WASHINGTON — A federal appeals court in Virginia on Thursday revived a lawsuit accusing President Trump of violating the Constitution by profiting from his Washington hotel, a decision that will most likely lead the Justice Department to appeal to the Supreme Court to keep the plaintiffs from gathering evidence in the case.
“We recognize that the president is no ordinary petitioner, and we accord him great deference as the head of the executive branch,” the majority opinion from the Fourth Circuit Court of Appeals said. “But Congress and the Supreme Court have severely limited our ability to grant the extraordinary relief the president seeks.”
The 15-member appeals court in Richmond met in December to consider whether a three-judge appellate panel had wrongly dismissed the lawsuit over the Trump International Hotel brought by the District of Columbia and the State of Maryland. The local jurisdictions were about to begin evidence-gathering when the panel threw out the case.
The Justice Department asked the full appeals court to either uphold the panel’s ruling or allow the department to appeal the lower-court judge’s procedural rulings against the president, an emergency form of relief that is rarely allowed when a case is in midstream.
The attorneys general for the District of Columbia and Maryland are arguing that Mr. Trump’s interest in the hotel violates the Constitution’s bans on accepting benefits, or “emoluments,” from state or foreign governments. Government officials from Maine to Saudi Arabia have patronized the 263-room luxury property.
The local jurisdictions claim they have standing to sue because the Trump hotel competes with hotels and convention centers in their areas.
The Justice Department contends that the president cannot be sued for violating the emoluments bans without the express authorization of Congress, and that the plaintiffs want to engage in a fishing expedition for documents for blatantly political reasons.
The appeals court split 9 to 6 over the decision. The two dissenting opinions and one concurring opinion revealed a wide gap between the judges. Eight of the nine judges who favored allowing the lawsuit to go forward were appointed by Democratic presidents. The ninth, Chief Judge Roger Gregory, was a recess appointment by President Bill Clinton and then was reappointed by President George W. Bush. All those in opposition were appointed by Republican presidents.
Writing for the majority, Judge Diana Gribbon Motz, who was appointed by Mr. Clinton, said Mr. Trump was asking for a drastic form of emergency relief on the grounds that the lower-court judge had abused his discretion and committed serious legal errors.
But she said that Judge Peter J. Messitte of United States District Court in Greenbelt, Md., had issued detailed written opinions, had applied the correct legal standards and had not acted arbitrarily. So the appeals court had no authority, she said, to halt the case.
In a dissenting opinion also signed by five other judges, Judge J. Harvie Wilkinson III, who was appointed by President Ronald Reagan, said the court was allowing itself to be used as a political tool to harass the president.
“Can we not see the political cloak we are asked to don?” he wrote. “No federal court has ever allowed a party to sue the president under the domestic emoluments clause.”
He added, “Would it not be fair for our fellow Americans to suspect that something other than law was afoot?”
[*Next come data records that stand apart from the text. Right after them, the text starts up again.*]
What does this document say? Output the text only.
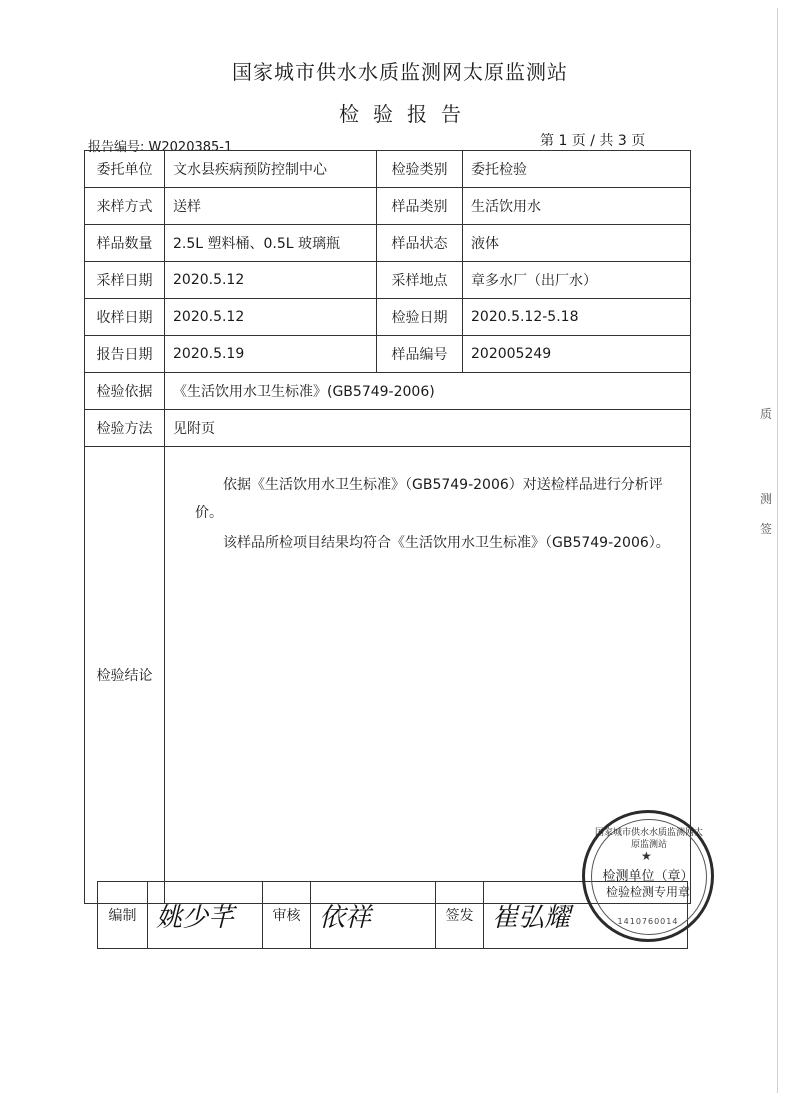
国家城市供水水质监测网太原监测站
检验报告
报告编号: W2020385-1	第 1 页 / 共 3 页
委托单位	文水县疾病预防控制中心	检验类别	委托检验
来样方式	送样	样品类别	生活饮用水
样品数量	2.5L 塑料桶、0.5L 玻璃瓶	样品状态	液体
采样日期	2020.5.12	采样地点	章多水厂（出厂水）
收样日期	2020.5.12	检验日期	2020.5.12-5.18
报告日期	2020.5.19	样品编号	202005249
检验依据	《生活饮用水卫生标准》(GB5749-2006)		
检验方法	见附页		
检验结论	依据《生活饮用水卫生标准》（GB5749-2006）对送检样品进行分析评

价。

该样品所检项目结果均符合《生活饮用水卫生标准》（GB5749-2006）。		

编制	姚少芊	审核	依祥	签发	崔弘耀
国家城市供水水质监测网太原监测站
★
检测单位（章）
检验检测专用章
1410760014
质
测
签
In yet another opinion, four judges in the majority fired back. “The public’s confidence and trust in the integrity of the judiciary suffer greatly when judges who disagree with their colleagues’ view of the law accuse those colleagues of abandoning their constitutional oath of office,” wrote Judge James A. Wynn Jr., who was appointed by President Barack Obama.
Brianna Herlihy, a Justice Department spokeswoman, said the appeals court “erred by not even considering the merits of the president’s defenses.” She said the department “intends to seek further review in the Supreme Court.” Legal experts said the department would most likely request an administrative stay of the case while it prepared its appeal.
Karl A. Racine, the attorney general for the District of Columbia, and Brian E. Frosh, the attorney general for Maryland, applauded the decision. “The Fourth Circuit ruled that President Trump is subject to the same rules of the legal system as everyone else,” they said in a joint statement.
The lawsuit over the hotel has progressed significantly further than two similar emoluments cases working their way through other courts.
The Supreme Court is already weighing two cases on whether the powers of the presidency protect Mr. Trump from prosecutors and House committees seeking information about his business affairs. The court’s decision could have bearing on the emoluments cases.
Just blocks from the White House, the Trump International Hotel has been a magnet for lobbyists and for state, federal and foreign officials seeking to influence the president or those within his circle. The Trump Organization, which is owned by Mr. Trump and managed by his eldest sons, operates the hotel.
The firm holds a 60-year lease on the building with the federal General Services Administration, with payments of nearly $268,000 per month. Because of the pandemic, the hotel now sits mostly empty, and firm officials have been trying to renegotiate the lease.
Eric Trump, the president’s son, has said the firm wants only whatever relief the agency is granting other federal tenants, but the effort has underscored the conflicts of interest arising from the president’s interest in the business. The Trump Organization began trying to sell its lease last fall, but the pandemic has put its search for bidders on hold.